The republican education reforms of 1911 transformed the Medical-Surgery School into the Faculty of Medicine of the University of Porto (Faculdade de Medicina da Universidade do Porto, or FMUP). This reform brought significant changes to the curriculum and clinical training. Core scientific subjects were introduced, and greater emphasis was placed on practical education through laboratory work and mandatory clinical internships.

Not long after its establishment, the Faculty of Medicine began facing limitations related to the building’s capacity and suitability for clinical teaching and research. Consequently, in July 1933, during the early days of the Estado Novo regime, António de Oliveira Salazar expressed the government's intention to build a teaching hospital in Porto.

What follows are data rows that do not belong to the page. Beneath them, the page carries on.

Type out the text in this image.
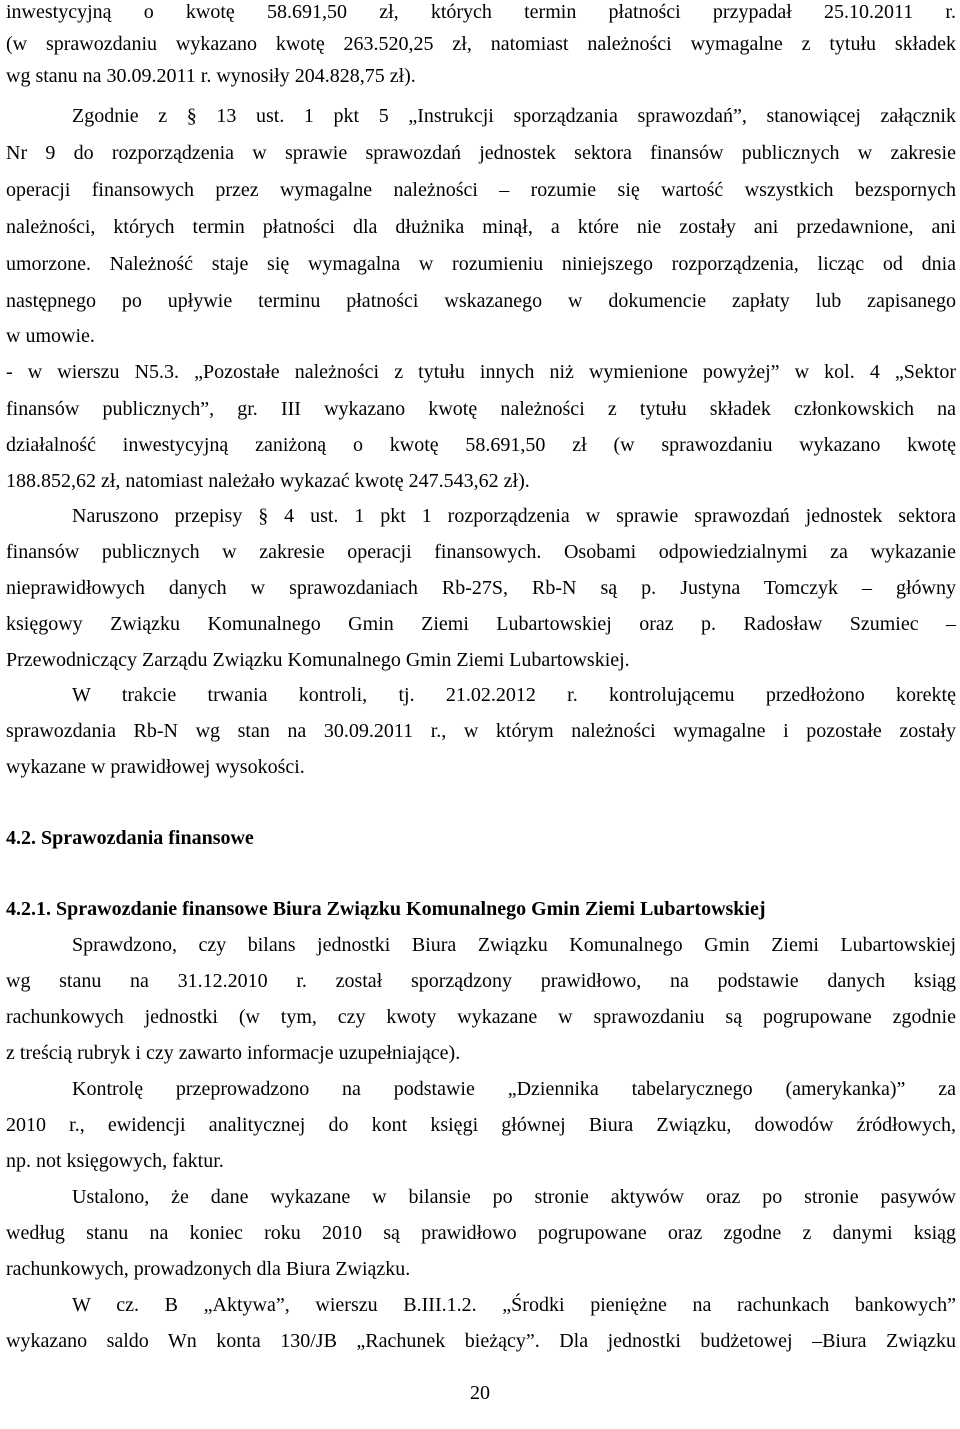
inwestycyjną o kwotę 58.691,50 zł, których termin płatności przypadał 25.10.2011 r.
(w sprawozdaniu wykazano kwotę 263.520,25 zł, natomiast należności wymagalne z tytułu składek
wg stanu na 30.09.2011 r. wynosiły 204.828,75 zł).
Zgodnie z § 13 ust. 1 pkt 5 „Instrukcji sporządzania sprawozdań”, stanowiącej załącznik
Nr 9 do rozporządzenia w sprawie sprawozdań jednostek sektora finansów publicznych w zakresie
operacji finansowych przez wymagalne należności – rozumie się wartość wszystkich bezspornych
należności, których termin płatności dla dłużnika minął, a które nie zostały ani przedawnione, ani
umorzone. Należność staje się wymagalna w rozumieniu niniejszego rozporządzenia, licząc od dnia
następnego po upływie terminu płatności wskazanego w dokumencie zapłaty lub zapisanego
w umowie.
- w wierszu N5.3. „Pozostałe należności z tytułu innych niż wymienione powyżej” w kol. 4 „Sektor
finansów publicznych”, gr. III wykazano kwotę należności z tytułu składek członkowskich na
działalność inwestycyjną zaniżoną o kwotę 58.691,50 zł (w sprawozdaniu wykazano kwotę
188.852,62 zł, natomiast należało wykazać kwotę 247.543,62 zł).
Naruszono przepisy § 4 ust. 1 pkt 1 rozporządzenia w sprawie sprawozdań jednostek sektora
finansów publicznych w zakresie operacji finansowych. Osobami odpowiedzialnymi za wykazanie
nieprawidłowych danych w sprawozdaniach Rb-27S, Rb-N są p. Justyna Tomczyk – główny
księgowy Związku Komunalnego Gmin Ziemi Lubartowskiej oraz p. Radosław Szumiec –
Przewodniczący Zarządu Związku Komunalnego Gmin Ziemi Lubartowskiej.
W trakcie trwania kontroli, tj. 21.02.2012 r. kontrolującemu przedłożono korektę
sprawozdania Rb-N wg stan na 30.09.2011 r., w którym należności wymagalne i pozostałe zostały
wykazane w prawidłowej wysokości.
4.2. Sprawozdania finansowe
4.2.1. Sprawozdanie finansowe Biura Związku Komunalnego Gmin Ziemi Lubartowskiej
Sprawdzono, czy bilans jednostki Biura Związku Komunalnego Gmin Ziemi Lubartowskiej
wg stanu na 31.12.2010 r. został sporządzony prawidłowo, na podstawie danych ksiąg
rachunkowych jednostki (w tym, czy kwoty wykazane w sprawozdaniu są pogrupowane zgodnie
z treścią rubryk i czy zawarto informacje uzupełniające).
Kontrolę przeprowadzono na podstawie „Dziennika tabelarycznego (amerykanka)” za
2010 r., ewidencji analitycznej do kont księgi głównej Biura Związku, dowodów źródłowych,
np. not księgowych, faktur.
Ustalono, że dane wykazane w bilansie po stronie aktywów oraz po stronie pasywów
według stanu na koniec roku 2010 są prawidłowo pogrupowane oraz zgodne z danymi ksiąg
rachunkowych, prowadzonych dla Biura Związku.
W cz. B „Aktywa”, wierszu B.III.1.2. „Środki pieniężne na rachunkach bankowych”
wykazano saldo Wn konta 130/JB „Rachunek bieżący”. Dla jednostki budżetowej –Biura Związku
20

The building of the São João Hospital was officially inaugurated on 24 July 1959 by Américo Tomás, coinciding with the Festa de São João do Porto. The hospital was designed as a university hospital, combining healthcare, teaching, and medical research under one institution. With its opening, the Faculty of Medicine relocated from its previous building to the new hospital facilities, while its former location became home to the Abel Salazar Biomedical Sciences Institute.

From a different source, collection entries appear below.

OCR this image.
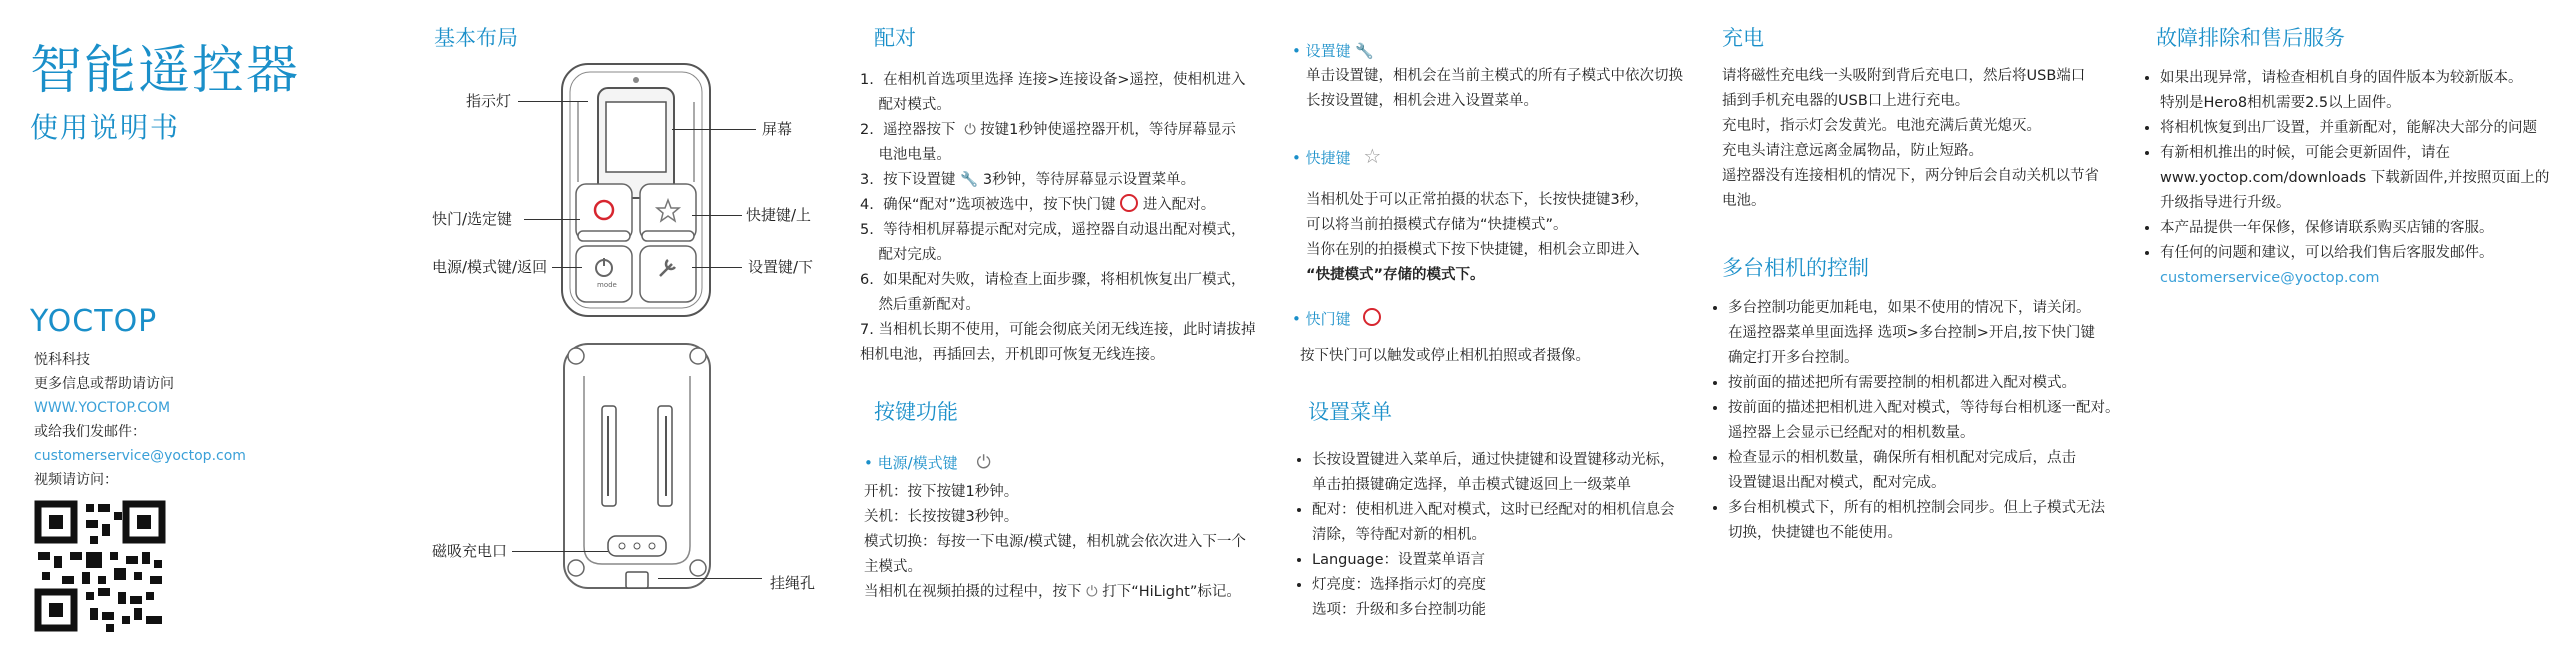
智能遥控器
使用说明书
YOCTOP
悦科科技
更多信息或帮助请访问
WWW.YOCTOP.COM
或给我们发邮件：
customerservice@yoctop.com
视频请访问：
基本布局
mode
指示灯
屏幕
快门/选定键	快捷键/上
电源/模式键/返回	设置键/下
磁吸充电口
挂绳孔
配对
1.  在相机首选项里选择 连接>连接设备>遥控，使相机进入
配对模式。
2.  遥控器按下 ⏻ 按键1秒钟使遥控器开机，等待屏幕显示
电池电量。
3.  按下设置键 🔧 3秒钟，等待屏幕显示设置菜单。
4.  确保“配对”选项被选中，按下快门键 进入配对。
5.  等待相机屏幕提示配对完成，遥控器自动退出配对模式，
配对完成。
6.  如果配对失败，请检查上面步骤，将相机恢复出厂模式，
然后重新配对。
7. 当相机长期不使用，可能会彻底关闭无线连接，此时请拔掉
相机电池，再插回去，开机即可恢复无线连接。
按键功能
• 电源/模式键 ⏻
开机：按下按键1秒钟。
关机：长按按键3秒钟。
模式切换：每按一下电源/模式键，相机就会依次进入下一个
主模式。
当相机在视频拍摄的过程中，按下 ⏻ 打下“HiLight”标记。
• 设置键 🔧
单击设置键，相机会在当前主模式的所有子模式中依次切换
长按设置键，相机会进入设置菜单。
• 快捷键 ☆
当相机处于可以正常拍摄的状态下，长按快捷键3秒，
可以将当前拍摄模式存储为“快捷模式”。
当你在别的拍摄模式下按下快捷键，相机会立即进入
“快捷模式”存储的模式下。
• 快门键
按下快门可以触发或停止相机拍照或者摄像。
设置菜单
• 长按设置键进入菜单后，通过快捷键和设置键移动光标，
单击拍摄键确定选择，单击模式键返回上一级菜单
• 配对：使相机进入配对模式，这时已经配对的相机信息会
清除，等待配对新的相机。
• Language：设置菜单语言
• 灯亮度：选择指示灯的亮度
选项：升级和多台控制功能
充电
请将磁性充电线一头吸附到背后充电口，然后将USB端口
插到手机充电器的USB口上进行充电。
充电时，指示灯会发黄光。电池充满后黄光熄灭。
充电头请注意远离金属物品，防止短路。
遥控器没有连接相机的情况下，两分钟后会自动关机以节省
电池。
多台相机的控制
• 多台控制功能更加耗电，如果不使用的情况下，请关闭。
在遥控器菜单里面选择 选项>多台控制>开启,按下快门键
确定打开多台控制。
• 按前面的描述把所有需要控制的相机都进入配对模式。
• 按前面的描述把相机进入配对模式，等待每台相机逐一配对。
遥控器上会显示已经配对的相机数量。
• 检查显示的相机数量，确保所有相机配对完成后，点击
设置键退出配对模式，配对完成。
• 多台相机模式下，所有的相机控制会同步。但上子模式无法
切换，快捷键也不能使用。
故障排除和售后服务
• 如果出现异常，请检查相机自身的固件版本为较新版本。
特别是Hero8相机需要2.5以上固件。
• 将相机恢复到出厂设置，并重新配对，能解决大部分的问题
• 有新相机推出的时候，可能会更新固件，请在
www.yoctop.com/downloads 下载新固件,并按照页面上的
升级指导进行升级。
• 本产品提供一年保修，保修请联系购买店铺的客服。
• 有任何的问题和建议，可以给我们售后客服发邮件。
customerservice@yoctop.com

The hospital's installation committee was chaired by Hernâni Monteiro, anatomist and professor of the Faculty of Medicine. He gave the faculty’s inaugural lecture in the new building on 9 November 1959.

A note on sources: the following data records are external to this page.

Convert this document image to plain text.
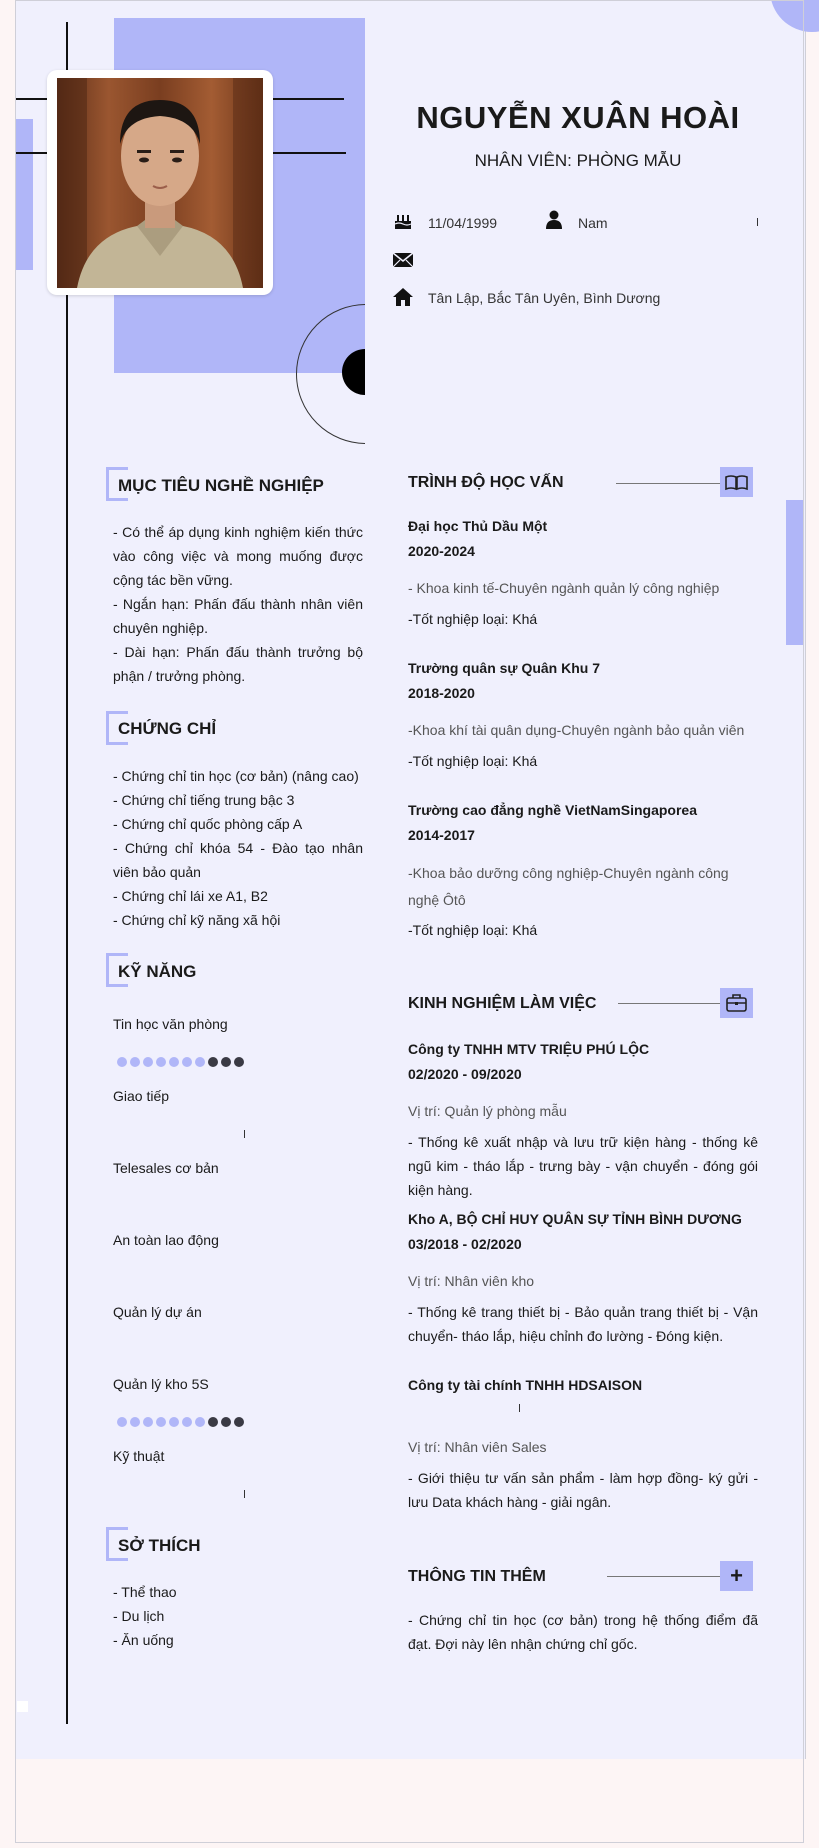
NGUYỄN XUÂN HOÀI
NHÂN VIÊN: PHÒNG MẪU
11/04/1999	Nam
Tân Lập, Bắc Tân Uyên, Bình Dương
MỤC TIÊU NGHỀ NGHIỆP
- Có thể áp dụng kinh nghiệm kiến thức vào công việc và mong muống được cộng tác bền vững.
- Ngắn hạn: Phấn đấu thành nhân viên chuyên nghiệp.
- Dài hạn: Phấn đấu thành trưởng bộ phận / trưởng phòng.
CHỨNG CHỈ
- Chứng chỉ tin học (cơ bản) (nâng cao)
- Chứng chỉ tiếng trung bậc 3
- Chứng chỉ quốc phòng cấp A
- Chứng chỉ khóa 54 - Đào tạo nhân viên bảo quản
- Chứng chỉ lái xe A1, B2
- Chứng chỉ kỹ năng xã hội
KỸ NĂNG
Tin học văn phòng
Giao tiếp
Telesales cơ bản
An toàn lao động
Quản lý dự án
Quản lý kho 5S
Kỹ thuật
SỞ THÍCH
- Thể thao
- Du lịch
- Ăn uống
TRÌNH ĐỘ HỌC VẤN
Đại học Thủ Dầu Một
2020-2024
- Khoa kinh tế-Chuyên ngành quản lý công nghiệp
-Tốt nghiệp loại: Khá
Trường quân sự Quân Khu 7
2018-2020
-Khoa khí tài quân dụng-Chuyên ngành bảo quản viên
-Tốt nghiệp loại: Khá
Trường cao đẳng nghề VietNamSingaporea
2014-2017
-Khoa bảo dưỡng công nghiệp-Chuyên ngành công nghệ Ôtô
-Tốt nghiệp loại: Khá
KINH NGHIỆM LÀM VIỆC
Công ty TNHH MTV TRIỆU PHÚ LỘC
02/2020 - 09/2020
Vị trí: Quản lý phòng mẫu
- Thống kê xuất nhập và lưu trữ kiện hàng - thống kê ngũ kim - tháo lắp - trưng bày - vận chuyển - đóng gói kiện hàng.
Kho A, BỘ CHỈ HUY QUÂN SỰ TỈNH BÌNH DƯƠNG
03/2018 - 02/2020
Vị trí: Nhân viên kho
- Thống kê trang thiết bị - Bảo quản trang thiết bị - Vận chuyển- tháo lắp, hiệu chỉnh đo lường - Đóng kiện.
Công ty tài chính TNHH HDSAISON
Vị trí: Nhân viên Sales
- Giới thiệu tư vấn sản phẩm - làm hợp đồng- ký gửi - lưu Data khách hàng - giải ngân.
THÔNG TIN THÊM	+
- Chứng chỉ tin học (cơ bản) trong hệ thống điểm đã đạt. Đợi này lên nhận chứng chỉ gốc.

In 1984 the São João Hospital was made an honorary member of the Portuguese Order of Merit.

== Transports and access ==
The main facilities in Porto are located on the northern end of the city, by National Road 12 and nearby several major roadways, including highways A3 and A20. The area can be accessed by several types of public transportation. It is located at the northern terminus for Line D of Porto metro, which connects it to the city centre and Vila Nova de Gaia. The hospital is also serviced by a railway station, a part of the Linha de Leixões, connecting it to nearby localities, including Leça do Balio, São Mamede de Infesta and Campanhã. Lastly, several bus routes operated by STCP pass through the hospital.

Emergency services can arrive at the hospital via a helipad, which is directly connected to the emergency care facilities. This allows the hospital to reduce travel times and minimize risks when patients from other healthcare facilities are transferred.

In Valongo, the hospital's facilities are located in a central location, near National Road 15. The area is also serviced by suburban services running between Porto and Marco de Canaveses on the Linha do Douro. Several STCP bus routes also service the area.